L'immigration économique : analyse comparative dans six pays.

* 1 « Immigration et présence étrangères en France en 2006 ». Rapport annuel de la direction de la population et des migrations - Corinne Régnard. Depuis le 1er janvier 2008, les effectifs de la direction ont été redistribués au sein du ministère de l'immigration.

* 2 Bilan de compétences gratuit introduit par l'article 5 de la loi n° 2006-911 du 24 juillet 2006, rendu obligatoire par l'article 7 de la loi n° 2007-1631 du 20 novembre 2007.

* 3 En particulier, les conjoints des travailleurs étrangers entrés au même moment sur le territoire sont parfois pris en compte au titre de l'immigration professionnelle.

* 4 M. Pierre Mazeaud a reçu le 30 janvier 2008 une lettre de mission de M. Brice Hortefeux, ministre de l'immigration, de l'identité nationale, de l'intégration et du développement solidaire, l'invitant à définir le cadre juridique nécessaire à la définition de quotas d'immigration en France : « la définition de quotas d'immigration comporterait deux éléments. Elle permettrait, d'une part, une maîtrise globale de l'immigration en France par la fixation du nombre annuel des migrants admis à entrer et séjourner en France, conformément aux besoins et aux capacités d'accueil de la Nation. La définition de quotas permettrait à la France, ensuite, de choisir les différentes composantes de l'immigration, avec comme objectif que l'immigration économique ; elle-même analysée par grandes catégories professionnelles représente 50 % du flux total des entrées en vue d'une installation durable. Vous étudierez la possibilité de décliner ce quota global et ces quotas catégoriels selon les grandes régions de provenance des flux migratoires. Ces orientations, envisagées pour des motifs d'intérêt national, doivent être notamment étudiées au regard de la protection de la vie familiale (telle qu'elle découle de la Constitution, mais aussi de la Convention européenne de sauvegarde des droits de l'homme et des libertés fondamentales), de la liberté du mariage et du principe d'égalité ».

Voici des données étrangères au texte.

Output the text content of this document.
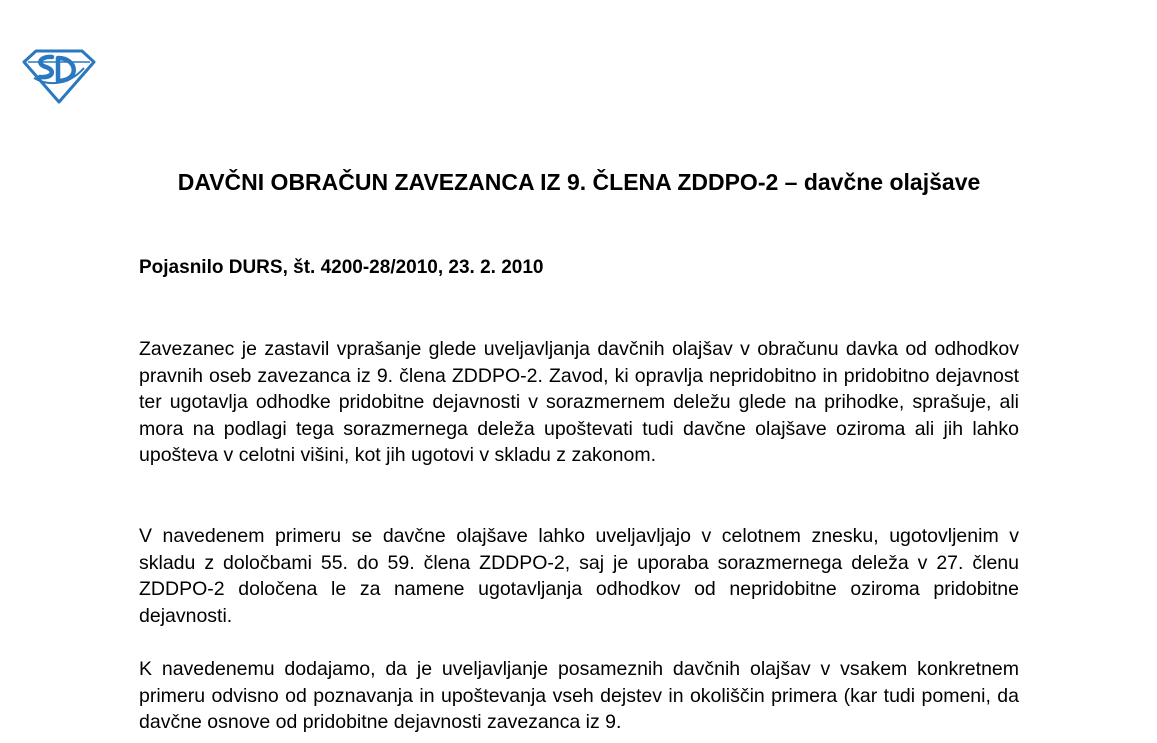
DAVČNI OBRAČUN ZAVEZANCA IZ 9. ČLENA ZDDPO-2 – davčne olajšave

Pojasnilo DURS, št. 4200-28/2010, 23. 2. 2010

Zavezanec je zastavil vprašanje glede uveljavljanja davčnih olajšav v obračunu davka od odhodkov pravnih oseb zavezanca iz 9. člena ZDDPO-2. Zavod, ki opravlja nepridobitno in pridobitno dejavnost ter ugotavlja odhodke pridobitne dejavnosti v sorazmernem deležu glede na prihodke, sprašuje, ali mora na podlagi tega sorazmernega deleža upoštevati tudi davčne olajšave oziroma ali jih lahko upošteva v celotni višini, kot jih ugotovi v skladu z zakonom.

V navedenem primeru se davčne olajšave lahko uveljavljajo v celotnem znesku, ugotovljenim v skladu z določbami 55. do 59. člena ZDDPO-2, saj je uporaba sorazmernega deleža v 27. členu ZDDPO-2 določena le za namene ugotavljanja odhodkov od nepridobitne oziroma pridobitne dejavnosti.

K navedenemu dodajamo, da je uveljavljanje posameznih davčnih olajšav v vsakem konkretnem primeru odvisno od poznavanja in upoštevanja vseh dejstev in okoliščin primera (kar tudi pomeni, da davčne osnove od pridobitne dejavnosti zavezanca iz 9.
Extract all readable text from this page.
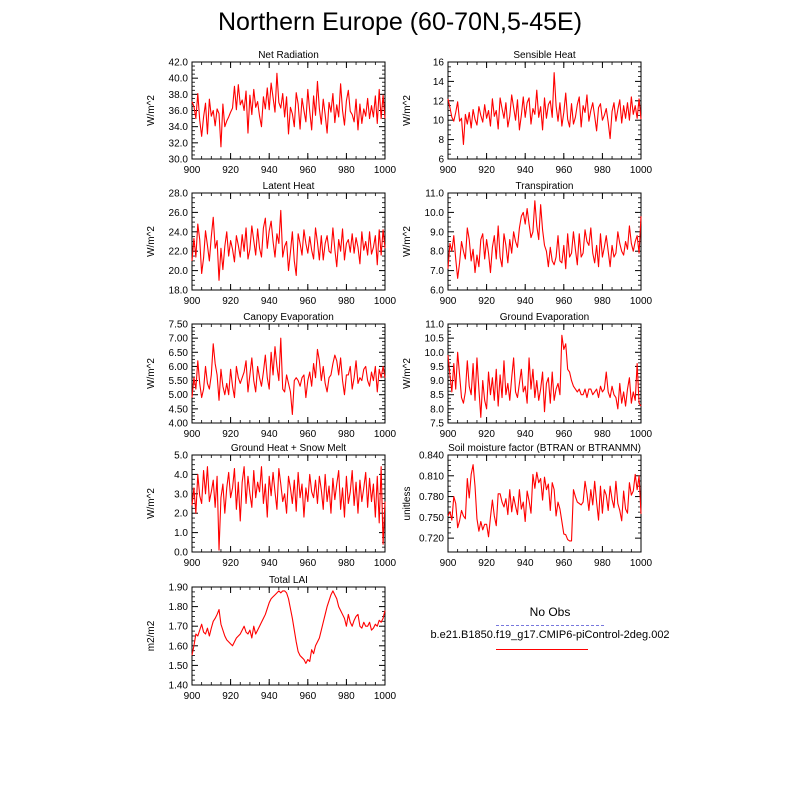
Northern Europe (60-70N,5-45E)
Net Radiation
W/m^2
900 920 940 960 980 1000
30.0
32.0
34.0
36.0
38.0
40.0
42.0
Sensible Heat
W/m^2
900 920 940 960 980 1000
6
8
10
12
14
16
Latent Heat
W/m^2
900 920 940 960 980 1000
18.0
20.0
22.0
24.0
26.0
28.0
Transpiration
W/m^2
900 920 940 960 980 1000
6.0
7.0
8.0
9.0
10.0
11.0
Canopy Evaporation
W/m^2
900 920 940 960 980 1000
4.00
4.50
5.00
5.50
6.00
6.50
7.00
7.50
Ground Evaporation
W/m^2
900 920 940 960 980 1000
7.5
8.0
8.5
9.0
9.5
10.0
10.5
11.0
Ground Heat + Snow Melt
W/m^2
900 920 940 960 980 1000
0.0
1.0
2.0
3.0
4.0
5.0
Soil moisture factor (BTRAN or BTRANMN)
unitless
900 920 940 960 980 1000
0.720
0.750
0.780
0.810
0.840
Total LAI
m2/m2
900 920 940 960 980 1000
1.40
1.50
1.60
1.70
1.80
1.90
No Obs
b.e21.B1850.f19_g17.CMIP6-piControl-2deg.002
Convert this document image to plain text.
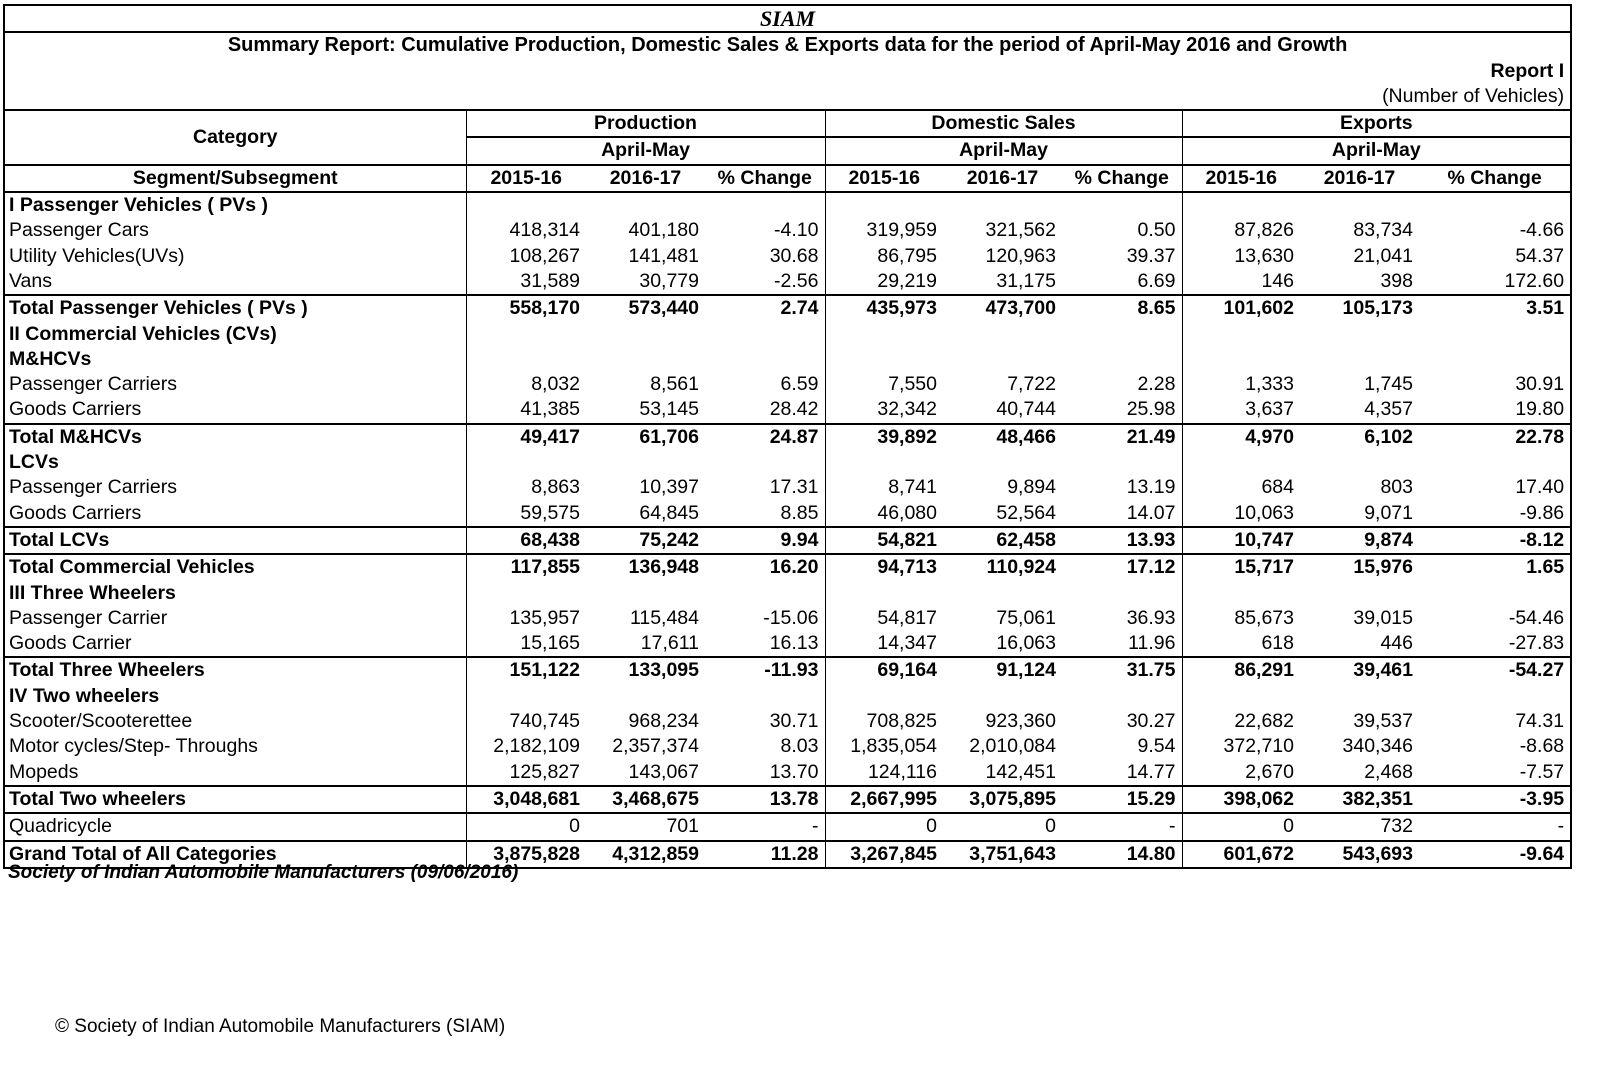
SIAM									
Summary Report: Cumulative Production, Domestic Sales & Exports data for the period of April-May 2016 and Growth									
Report I									
(Number of Vehicles)									
Category	Production			Domestic Sales			Exports		
	April-May			April-May			April-May		
Segment/Subsegment	2015-16	2016-17	% Change	2015-16	2016-17	% Change	2015-16	2016-17	% Change
I Passenger Vehicles ( PVs )									
Passenger Cars	418,314	401,180	-4.10	319,959	321,562	0.50	87,826	83,734	-4.66
Utility Vehicles(UVs)	108,267	141,481	30.68	86,795	120,963	39.37	13,630	21,041	54.37
Vans	31,589	30,779	-2.56	29,219	31,175	6.69	146	398	172.60
Total Passenger Vehicles ( PVs )	558,170	573,440	2.74	435,973	473,700	8.65	101,602	105,173	3.51
II Commercial Vehicles (CVs)									
M&HCVs									
Passenger Carriers	8,032	8,561	6.59	7,550	7,722	2.28	1,333	1,745	30.91
Goods Carriers	41,385	53,145	28.42	32,342	40,744	25.98	3,637	4,357	19.80
Total M&HCVs	49,417	61,706	24.87	39,892	48,466	21.49	4,970	6,102	22.78
LCVs									
Passenger Carriers	8,863	10,397	17.31	8,741	9,894	13.19	684	803	17.40
Goods Carriers	59,575	64,845	8.85	46,080	52,564	14.07	10,063	9,071	-9.86
Total LCVs	68,438	75,242	9.94	54,821	62,458	13.93	10,747	9,874	-8.12
Total Commercial Vehicles	117,855	136,948	16.20	94,713	110,924	17.12	15,717	15,976	1.65
III Three Wheelers									
Passenger Carrier	135,957	115,484	-15.06	54,817	75,061	36.93	85,673	39,015	-54.46
Goods Carrier	15,165	17,611	16.13	14,347	16,063	11.96	618	446	-27.83
Total Three Wheelers	151,122	133,095	-11.93	69,164	91,124	31.75	86,291	39,461	-54.27
IV Two wheelers									
Scooter/Scooterettee	740,745	968,234	30.71	708,825	923,360	30.27	22,682	39,537	74.31
Motor cycles/Step- Throughs	2,182,109	2,357,374	8.03	1,835,054	2,010,084	9.54	372,710	340,346	-8.68
Mopeds	125,827	143,067	13.70	124,116	142,451	14.77	2,670	2,468	-7.57
Total Two wheelers	3,048,681	3,468,675	13.78	2,667,995	3,075,895	15.29	398,062	382,351	-3.95
Quadricycle	0	701	-	0	0	-	0	732	-
Grand Total of All Categories	3,875,828	4,312,859	11.28	3,267,845	3,751,643	14.80	601,672	543,693	-9.64
Society of Indian Automobile Manufacturers (09/06/2016)
© Society of Indian Automobile Manufacturers (SIAM)
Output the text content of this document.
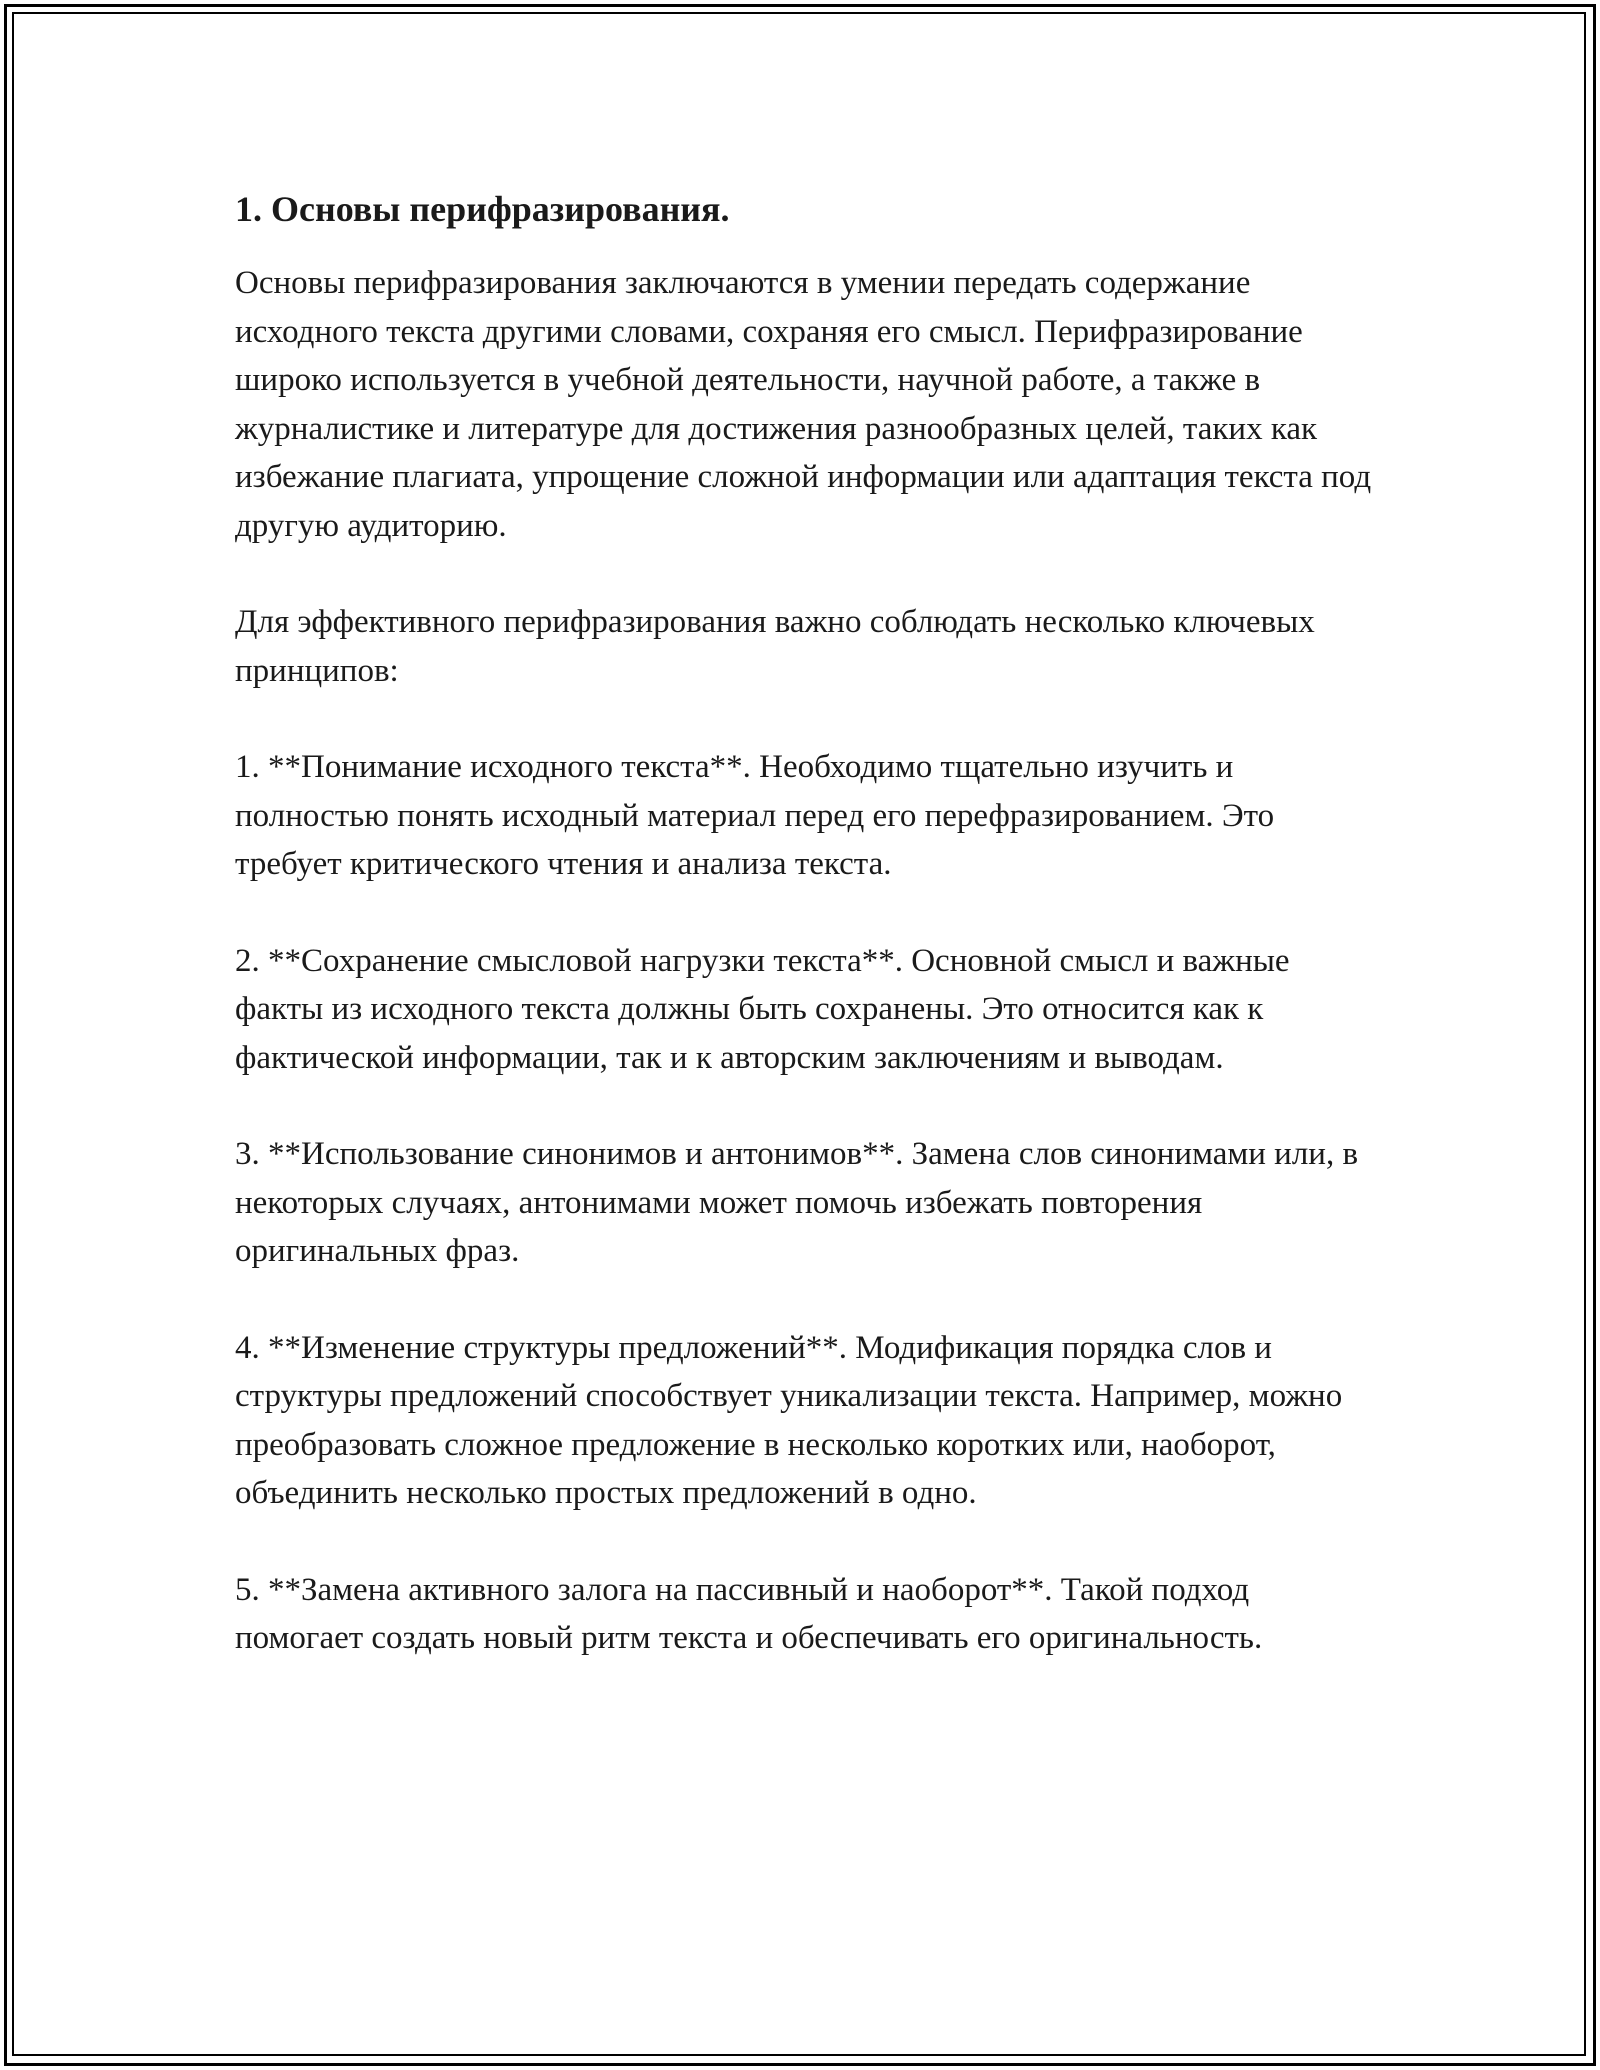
1. Основы перифразирования.

Основы перифразирования заключаются в умении передать содержание исходного текста другими словами, сохраняя его смысл. Перифразирование широко используется в учебной деятельности, научной работе, а также в журналистике и литературе для достижения разнообразных целей, таких как избежание плагиата, упрощение сложной информации или адаптация текста под другую аудиторию.

Для эффективного перифразирования важно соблюдать несколько ключевых принципов:

1. **Понимание исходного текста**. Необходимо тщательно изучить и полностью понять исходный материал перед его перефразированием. Это требует критического чтения и анализа текста.

2. **Сохранение смысловой нагрузки текста**. Основной смысл и важные факты из исходного текста должны быть сохранены. Это относится как к фактической информации, так и к авторским заключениям и выводам.

3. **Использование синонимов и антонимов**. Замена слов синонимами или, в некоторых случаях, антонимами может помочь избежать повторения оригинальных фраз.

4. **Изменение структуры предложений**. Модификация порядка слов и структуры предложений способствует уникализации текста. Например, можно преобразовать сложное предложение в несколько коротких или, наоборот, объединить несколько простых предложений в одно.

5. **Замена активного залога на пассивный и наоборот**. Такой подход помогает создать новый ритм текста и обеспечивать его оригинальность.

* 5 C'est-à-dire un seul à ce jour, l'accord avec le Gabon.

* 6 « A titre exceptionnel, seules pourraient tout de même faire l'objet d'un examen les demandes qui, tout en respectant l'intégralité des autres conditions posées (reconnaissance des qualifications ou d'expériences professionnelles, engagement ferme de l'employeur) seraient liées à un métier qui, sans figurer dans la liste régionale, connaît des difficultés de recrutement particulièrement aiguës dans le bassin d'emploi concerné. Dans cette hypothèse, vous pourrez ne pas opposer l'irrecevabilité. »

* 7 En Australie, au sein du ministère de l'immigration, le seul budget de l'immigration économique se serait établi en 2007/2008 à 205,9 millions d'euros selon l'étude précitée de la direction générale du trésor et de la politique économique.

* 8 Ainsi, pour les sportifs, les critères sont les suivants : pour les sports olympiques individuels, le demandeur devra avoir été champion national dans son pays d'origine l'année sportive précédant la demande ou avoir participé comme membre titulaire aux championnats continentaux ou mondiaux. Pour les sports olympiques collectifs, le demandeur doit faire partie, d'une manière permanente, de l'équipe nationale. Pour les sports non olympiques, le demandeur doit faire partie, d'une manière permanente, de l'équipe nationale. Pour les entraîneurs et techniciens, le demandeur devra entraîner de manière permanente l'équipe nationale ou en 1ère division. L'expression « de manière permanente » signifie pour la saison sportive précédente et celle en cours. La notoriété professionnelle particulière d'un sportif permet de déroger à ces règles.

* 9 La connaissance des secteurs économiques concernés par la demande d'autorisation de travail, des qualifications des travailleurs concernés, des conditions de rémunération ou de travail proposés fournirait une base de travail précieuse pour le développement de l'immigration économique.

* 10 Procédure de détachement de travailleurs par une entreprise étrangère dans le cadre d'une prestation de services.

* 11 A l'initiative du ministère des affaires étrangères et européennes.